When people ask me how I became interested in the intersection of nightlife, fashion and popular culture I always tell them that the whole time I was a doctoral student at Yale I split my time between seminars on literary theory and dancing at Mr. Black — when that gay basement den was still a secret black door on Broadway. I read Benjamin on the train to New York City and got coffee for my editors at Condé Nast, the international magazine empire that publishes Vogue and The New Yorker. For me it has always been a challenge to differentiate the nerdy aspect of my personality — the side that is always thinking, analyzing, historicizing, looking for cultural patterns — from the side that loves gossip, fabulous clothes, dancing, and having fun. With the help of my dissertation committee I learned how to bring both sides together.
To me the most interesting academic work bridges the gap between theory and practice, between high theory and what Jack Halberstam has called “low theory,” or theories informed by “low” cultural productions. Great conversations happen when scholars move out of the ivory tower and talk with artists, musicians, dancers and other cultural producers. You have to mix the high with the low — it’s my intellectual philosophy.
That was the idea behind “Music, Fashion and the Power of Queer Nightlife,” a panel I put together for this year’s American Studies Association Annual Meeting on “The Fun and the Fury: New Dialectics of Pleasure and Pain in the Post-American Century” in Los Angeles. At the end of the day I wanted to create a space where scholars could talk about their various expertise in nightlife and club culture and I wanted DJs and party promoters to talk about their interest and expertise in nightlife to see where things emerged. Scholars spend so much time analyzing culture that many of us forget about the cultural producers we’re writing about.

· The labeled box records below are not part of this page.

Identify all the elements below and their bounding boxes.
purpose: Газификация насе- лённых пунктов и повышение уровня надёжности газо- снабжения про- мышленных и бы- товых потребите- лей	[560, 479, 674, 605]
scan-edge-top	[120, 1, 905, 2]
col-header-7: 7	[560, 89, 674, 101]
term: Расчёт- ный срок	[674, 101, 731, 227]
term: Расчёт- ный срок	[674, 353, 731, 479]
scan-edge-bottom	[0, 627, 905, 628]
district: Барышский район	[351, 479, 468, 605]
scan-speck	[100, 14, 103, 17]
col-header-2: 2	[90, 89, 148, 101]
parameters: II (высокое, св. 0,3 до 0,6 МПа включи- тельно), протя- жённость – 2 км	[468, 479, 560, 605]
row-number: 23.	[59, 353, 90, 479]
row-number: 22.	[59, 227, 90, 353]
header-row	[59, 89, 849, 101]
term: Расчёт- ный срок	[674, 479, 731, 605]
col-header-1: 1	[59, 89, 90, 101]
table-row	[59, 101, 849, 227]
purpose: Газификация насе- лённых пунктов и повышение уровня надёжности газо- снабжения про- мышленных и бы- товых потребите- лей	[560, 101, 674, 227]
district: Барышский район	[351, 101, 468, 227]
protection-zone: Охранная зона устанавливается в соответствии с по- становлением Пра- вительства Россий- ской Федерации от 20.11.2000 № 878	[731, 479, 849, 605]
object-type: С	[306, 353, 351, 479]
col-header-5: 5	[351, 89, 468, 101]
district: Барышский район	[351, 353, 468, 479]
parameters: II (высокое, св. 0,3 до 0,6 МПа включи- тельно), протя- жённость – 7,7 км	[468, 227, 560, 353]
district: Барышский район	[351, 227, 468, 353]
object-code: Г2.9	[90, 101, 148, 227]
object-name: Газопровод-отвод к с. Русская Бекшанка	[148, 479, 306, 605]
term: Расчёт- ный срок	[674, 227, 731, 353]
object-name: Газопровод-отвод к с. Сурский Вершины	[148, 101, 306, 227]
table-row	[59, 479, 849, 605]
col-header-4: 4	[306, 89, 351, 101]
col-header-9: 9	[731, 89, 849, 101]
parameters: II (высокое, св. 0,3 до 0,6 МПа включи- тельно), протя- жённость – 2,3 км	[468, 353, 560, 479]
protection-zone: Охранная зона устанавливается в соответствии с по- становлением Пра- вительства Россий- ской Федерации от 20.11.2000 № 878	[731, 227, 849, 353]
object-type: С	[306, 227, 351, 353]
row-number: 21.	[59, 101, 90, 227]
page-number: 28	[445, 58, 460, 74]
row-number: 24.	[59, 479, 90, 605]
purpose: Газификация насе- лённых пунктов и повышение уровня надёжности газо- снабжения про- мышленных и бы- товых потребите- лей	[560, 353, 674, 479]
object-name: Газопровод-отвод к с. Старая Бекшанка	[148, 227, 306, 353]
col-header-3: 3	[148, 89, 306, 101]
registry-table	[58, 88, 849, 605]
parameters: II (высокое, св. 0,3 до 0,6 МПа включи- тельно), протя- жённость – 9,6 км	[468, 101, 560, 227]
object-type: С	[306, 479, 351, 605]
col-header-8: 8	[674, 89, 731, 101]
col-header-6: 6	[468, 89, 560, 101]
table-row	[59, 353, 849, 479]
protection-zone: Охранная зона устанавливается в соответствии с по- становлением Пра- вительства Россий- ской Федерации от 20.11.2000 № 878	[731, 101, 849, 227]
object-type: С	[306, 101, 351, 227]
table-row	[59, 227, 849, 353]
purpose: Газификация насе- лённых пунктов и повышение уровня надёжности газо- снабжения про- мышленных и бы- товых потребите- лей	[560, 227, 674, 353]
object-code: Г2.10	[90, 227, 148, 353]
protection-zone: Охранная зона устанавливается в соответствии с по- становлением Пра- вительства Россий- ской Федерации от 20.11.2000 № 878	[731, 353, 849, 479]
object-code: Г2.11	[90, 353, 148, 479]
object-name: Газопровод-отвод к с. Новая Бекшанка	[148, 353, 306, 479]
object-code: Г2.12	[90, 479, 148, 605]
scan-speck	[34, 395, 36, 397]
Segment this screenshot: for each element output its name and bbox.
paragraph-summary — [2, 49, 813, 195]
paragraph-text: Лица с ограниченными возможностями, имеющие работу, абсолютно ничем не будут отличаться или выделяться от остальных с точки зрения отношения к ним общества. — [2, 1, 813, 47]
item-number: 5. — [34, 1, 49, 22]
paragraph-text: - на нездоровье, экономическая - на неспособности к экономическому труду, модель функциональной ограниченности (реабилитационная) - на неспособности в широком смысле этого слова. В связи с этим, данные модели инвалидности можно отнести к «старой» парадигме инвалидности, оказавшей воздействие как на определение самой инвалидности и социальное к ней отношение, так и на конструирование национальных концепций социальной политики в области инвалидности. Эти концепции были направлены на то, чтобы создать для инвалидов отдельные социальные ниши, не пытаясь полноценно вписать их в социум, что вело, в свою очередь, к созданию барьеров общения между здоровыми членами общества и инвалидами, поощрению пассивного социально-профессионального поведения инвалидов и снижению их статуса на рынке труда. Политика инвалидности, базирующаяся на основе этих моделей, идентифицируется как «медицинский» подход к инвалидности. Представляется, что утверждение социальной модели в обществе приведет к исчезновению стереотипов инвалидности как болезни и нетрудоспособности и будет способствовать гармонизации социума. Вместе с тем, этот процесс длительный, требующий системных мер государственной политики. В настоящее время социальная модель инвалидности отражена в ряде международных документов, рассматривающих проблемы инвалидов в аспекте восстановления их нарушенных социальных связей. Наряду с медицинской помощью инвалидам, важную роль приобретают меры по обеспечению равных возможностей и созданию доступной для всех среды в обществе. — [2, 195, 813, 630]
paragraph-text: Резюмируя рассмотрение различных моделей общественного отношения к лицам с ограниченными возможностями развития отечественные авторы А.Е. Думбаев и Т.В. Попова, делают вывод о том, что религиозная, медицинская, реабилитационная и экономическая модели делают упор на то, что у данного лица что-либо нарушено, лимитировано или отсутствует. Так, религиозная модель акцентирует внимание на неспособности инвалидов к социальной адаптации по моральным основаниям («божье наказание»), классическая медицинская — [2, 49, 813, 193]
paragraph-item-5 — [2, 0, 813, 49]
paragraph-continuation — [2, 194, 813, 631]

The panel was a great success. I lead a conversation — talk show style — about the power and meaning of nightlife with Gregory Alexander and Loren Granic of LA’s A Club Called Rhonda, Amy Cakes Danky Dank, a New York club kid and designer, Victor Corona, who is writing a book on contemporary club kids, Ananya Kabir of Modern Moves, and Modern Moves associate researcher Matthew Morrison, who writes about black sound. The conversation was so powerful that the 90 minute time slot we were given wasn’t nearly enough and hands shot up in the air near the end of the discussion.
A few weeks prior I led a similar conversation right here in London titled In the Mix: DJs, Dance Floors, Diasporas,” a panel with Benjamin Lebrave, Willy Vertueux and John Armstrong, three DJs with specialties in the Afro dance floor. As part of the Arts and Humanities Festival at King’s College London, the panel touched on the history of the dance floor, the DJ as an artist and provided colorful details about what it means to be a DJ on the Afro dance floor.
This was, again, an attempt to create a space that is inside and outside of academia, a space where artists and academics could come together and share their ideas about the dance floor.
As a scholar of performance and performance studies I know that making a piece or producing a piece of theater offers a different kind of knowing. Close reading and analysis of visual, sonic or literary texts can only offer us one kind of theory. But when you get in there and get your hands dirty, when you’re producing your own cultural productions, whatever shape they take, you’re armed with a wholly different type of knowledge and expertise. The way you create a cultural production is it’s own type of theory.
I put my experience producing experimental performances and club events to use when I choreographed IN THE DARK, an underground techno and house music dance party that took place in Hoxton and was part of this year’s Arts and Humanities Festival. With top talent coming from Ø [Phase], The Black Madonna and Edvardas Rut, the dance party was my take on the theory of the event, a subject that has been touched by everyone from Alan Kaprow to Brian Massumi.
I thought if I booked top DJs that everyone and their grandchildren would come to the event. Much to my surprise, and for the first time in my 5 years of producing events, student’s were interested but not really that interested. I was told by one student newspaper representative that they wouldn’t cover the event or promote it beforehand because “it wasn’t newsworthy,” and there was no press release sent out because higher ups at the University felt that it could be bad press and did not “want to end up in the Daily Mail.” This is even as the University fully supported and encouraged every aspect of the event.
The irony of this for me is that I have actually already been in the Daily Mail for my nightlife-meets-academic antics. In the Fall of 2011 I taught an undergraduate seminar on club culture when I was still a graduate student at Yale that made the international airways. I got emails from Yale donors telling me it was shameful that I dragged Yale’s name through the mud with a course like the one I was teaching. So here I was again, three years later, faced with a parallel situation.
Though the party did not go off without problems — it was my first thing in London and dealing with a roster of high profile artists — I thought it was a great success. The DJs where phenomenal. Everybody had fun and I could instantly see what I would do differently the next time. I saw where all my mistakes were.
As I continue with Modern Moves I have several more ideas for experimental performance pieces that will bridge the gap between academia and nightlife, one of which emerged directly out of my experience with IN THE DARK. If you really want to produce a theory of nightlife, and if you really want to understand how nightlife works, to me it is as important to study and spent time on dance floors as it is to produce dance floors. That’s where the theory lies.